Ethnography, philosophy, and data anonymization

by Sebastian Benthall

The other day at BIDS I was working at my laptop when a rather wizardly looking man in a bicycle helmet asked me when The Hacker Within would be meeting. I recognized him from a chance conversation in an elevator after Anca Dragan’s ICBS talk the previous week. We had in that brief moment connected over the fact that none of the bearded men in the elevator had remembered to press the button for the ground floor. We had all been staring off into space before a young programmer with a thin mustache pointed out our error.

Engaging this amicable fellow, whom I will leave anonymous, the conversation turned naturally towards principles for life. I forget how we got onto the topic, but what I took away from the conversation was his advice: “Don’t turn your passion into your job. That’s like turning your lover into a wh***.”

Scholars in the School of Information are sometimes disparaging of the Data-Information-Knowledge-Wisdom hierarchy. Scholars, I’ve discovered, are frequently disparaging of ideas that are useful, intuitive, and pertinent to action. One cannot continue to play the Glass Bead Game if it has already been won any more than one can continue to be entertained by Tic Tac Toe once one has grasped its ineluctable logic.

We might wonder, as did Horkheimer, when the search and love of wisdom ceased to be the purpose of education. It may have come during the turn when philosophy was determined to be irrelevant, speculative or ungrounded. This perhaps coincided, in the United States, with McCarthyism. This is a question for the historians.

What is clear now is that philosophy per se is not longer considered relevant to scientific inquiry.

An ethnographer I know (who I will leave anonymous) told me the other day that the goal of Science and Technology Studies is to answer questions from philosophy of science with empirical observation. An admirable motivation for this is that philosophy of science should be grounded in the true practice of science, not in idle speculation about it. The ethnographic methods, through which observational social data is collected and then compellingly articulated, provide a kind of persuasiveness that for many far surpasses the persuasiveness of a priori logical argument, let alone authority.

And yet the authority of ethnographic writing depends always on the socially constructed role of the ethnographer, much like the authority of the physicist depends on their socially constructed role as physicists. I’d even argue that the dependence of ethnographic authority on social construction is greater than that of other kinds of scientific authority, as ethnography is so quintessentially an embedded social practice. A physicist or chemist or biologist at least in principle has nature to push back on their claims; a renegade natural scientist can as a last resort claim their authority through provision of a bomb or a cure. The mathematician or software engineer can test and verify their work through procedure. The ethnographer does not have these opportunities. Their writing will never be enough to convey the entirety of their experience. It is always partial evidence, a gesture at the unwritten.

This is not an accidental part of the ethnographic method.

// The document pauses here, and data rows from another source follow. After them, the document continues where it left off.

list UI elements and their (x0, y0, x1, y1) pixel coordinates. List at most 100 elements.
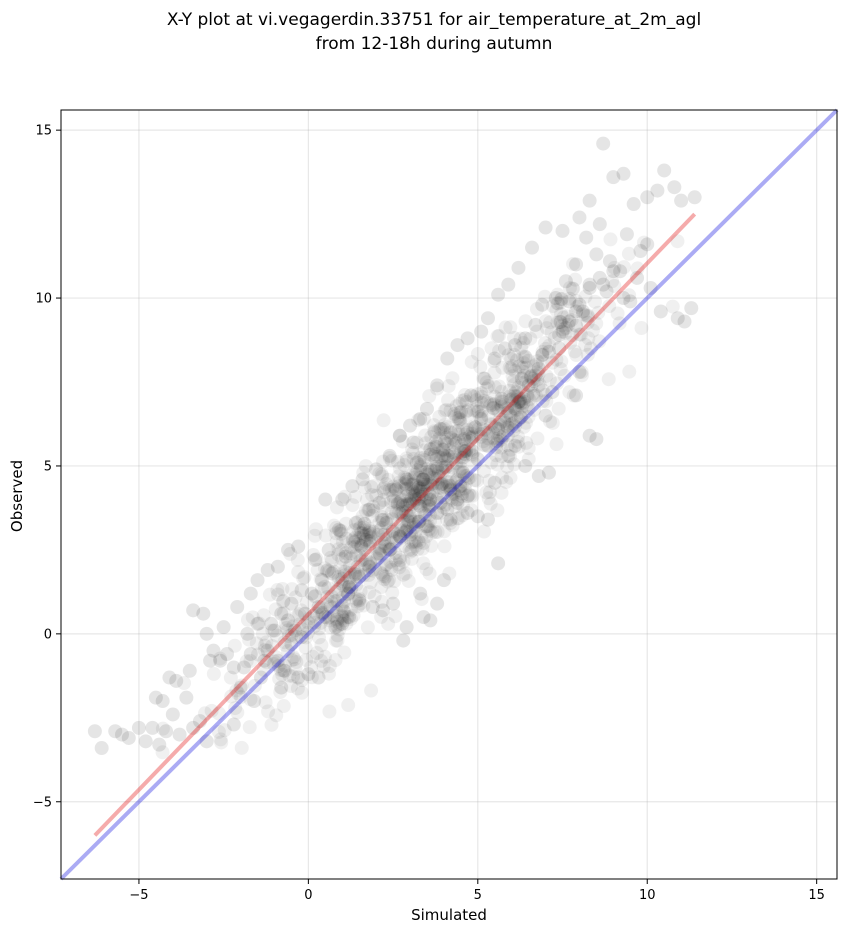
scatter-point (339, 616, 354, 631)
scatter-point (419, 562, 434, 577)
scatter-point (374, 513, 389, 528)
scatter-point (394, 530, 409, 545)
y-axis-ticks: −5 0 5 10 15 (33, 124, 61, 810)
scatter-point (350, 559, 365, 574)
scatter-point (388, 494, 403, 509)
scatter-point (531, 367, 546, 382)
scatter-point (340, 610, 355, 625)
scatter-point (438, 459, 453, 474)
scatter-point (392, 475, 407, 490)
scatter-point (514, 399, 529, 414)
scatter-point (280, 623, 295, 638)
scatter-point (283, 546, 298, 561)
scatter-point (409, 435, 424, 450)
scatter-point (287, 652, 302, 667)
scatter-point (334, 608, 349, 623)
scatter-point (374, 467, 389, 482)
scatter-point (417, 506, 432, 521)
scatter-point (555, 324, 570, 339)
scatter-point (335, 616, 350, 631)
scatter-point (395, 505, 410, 520)
scatter-point (392, 560, 407, 575)
scatter-point (526, 386, 541, 401)
scatter-point (503, 470, 518, 485)
scatter-point (510, 353, 525, 368)
scatter-point (474, 395, 489, 410)
scatter-point (322, 658, 337, 673)
scatter-point (430, 472, 445, 487)
scatter-point (520, 387, 535, 402)
scatter-point (508, 401, 523, 416)
y-axis-label: Observed (8, 460, 26, 532)
scatter-point (505, 416, 520, 431)
scatter-point (622, 364, 637, 379)
scatter-point (566, 281, 581, 296)
scatter-point (366, 524, 381, 539)
scatter-point (484, 341, 499, 356)
scatter-point (418, 428, 433, 443)
scatter-point (507, 400, 522, 415)
scatter-point (390, 455, 405, 470)
scatter-point (553, 314, 568, 329)
scatter-point (519, 360, 534, 375)
scatter-point (415, 472, 430, 487)
scatter-point (430, 437, 445, 452)
scatter-point (267, 654, 282, 669)
scatter-point (362, 559, 377, 574)
scatter-point (583, 341, 598, 356)
scatter-point (481, 408, 496, 423)
scatter-point (418, 519, 433, 534)
scatter-point (373, 565, 388, 580)
scatter-point (304, 586, 319, 601)
scatter-point (330, 614, 345, 629)
scatter-point (444, 487, 459, 502)
scatter-point (309, 552, 324, 567)
scatter-point (606, 170, 621, 185)
scatter-point (528, 388, 543, 403)
scatter-point (384, 560, 399, 575)
scatter-point (479, 395, 494, 410)
scatter-point (309, 606, 324, 621)
scatter-point (398, 498, 413, 513)
scatter-point (264, 717, 279, 732)
scatter-point (524, 379, 539, 394)
scatter-point (354, 538, 369, 553)
scatter-point (553, 315, 568, 330)
scatter-point (501, 448, 516, 463)
scatter-point (403, 509, 418, 524)
scatter-point (582, 193, 597, 208)
scatter-point (330, 612, 345, 627)
scatter-point (423, 493, 438, 508)
scatter-point (670, 311, 685, 326)
scatter-point (412, 487, 427, 502)
scatter-point (487, 419, 502, 434)
scatter-point (491, 403, 506, 418)
scatter-point (390, 497, 405, 512)
scatter-point (439, 451, 454, 466)
scatter-point (529, 302, 544, 317)
scatter-point (471, 422, 486, 437)
scatter-point (665, 299, 680, 314)
scatter-point (399, 474, 414, 489)
scatter-point (562, 314, 577, 329)
scatter-point (148, 690, 163, 705)
scatter-point (494, 400, 509, 415)
scatter-point (413, 481, 428, 496)
scatter-point (677, 314, 692, 329)
scatter-point (491, 422, 506, 437)
scatter-point (377, 536, 392, 551)
scatter-point (470, 404, 485, 419)
scatter-point (409, 455, 424, 470)
scatter-point (603, 232, 618, 247)
scatter-point (393, 494, 408, 509)
scatter-point (364, 530, 379, 545)
scatter-point (378, 569, 393, 584)
scatter-point (554, 291, 569, 306)
scatter-point (519, 435, 534, 450)
scatter-point (404, 543, 419, 558)
scatter-point (413, 499, 428, 514)
scatter-point (511, 439, 526, 454)
scatter-point (406, 514, 421, 529)
scatter-point (494, 391, 509, 406)
scatter-point (296, 571, 311, 586)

The practice of data anonymization, necessitated by the IRB and ethics, puts limitations on what can be said. These limitations are essential for building and maintaining the relationships of trust on which ethnographic data collection depends. The experiences of the ethnographer must always go far beyond what has been regulated as valid procedure. The information they have collected illicitly will, if they are skilled and wise, inform their judgment of what to write and what to leave out. The ethnographic text contains many layers of subtext that will be unknown to most readers. This is by design.

The philosophical text, in contrast, contains even less observational data. The text is abstracted from context. Only the logic is explicit. A naive reader will assume, then, that philosophy is a practice of logic chopping.

This is incorrect. My friend the ethnographer was correct: that ethnography is a way of answering philosophical questions empirically, through experience. However, what he missed is that philosophy is also a way of answering philosophical questions through experience. Just as in ethnographic writing, experience necessarily shapes the philosophical text. What is included, what is left out, what constellation in the cosmos of ideas is traced by the logic of the argument–these will be informed by experience, even if that experience is absent from the text itself.

One wonders: thus unhinged from empirical argument, how does a philosophical text become authoritative?

I’d offer the answer: it doesn’t. A philosophical text does not claim authority. That has been its method since Socrates.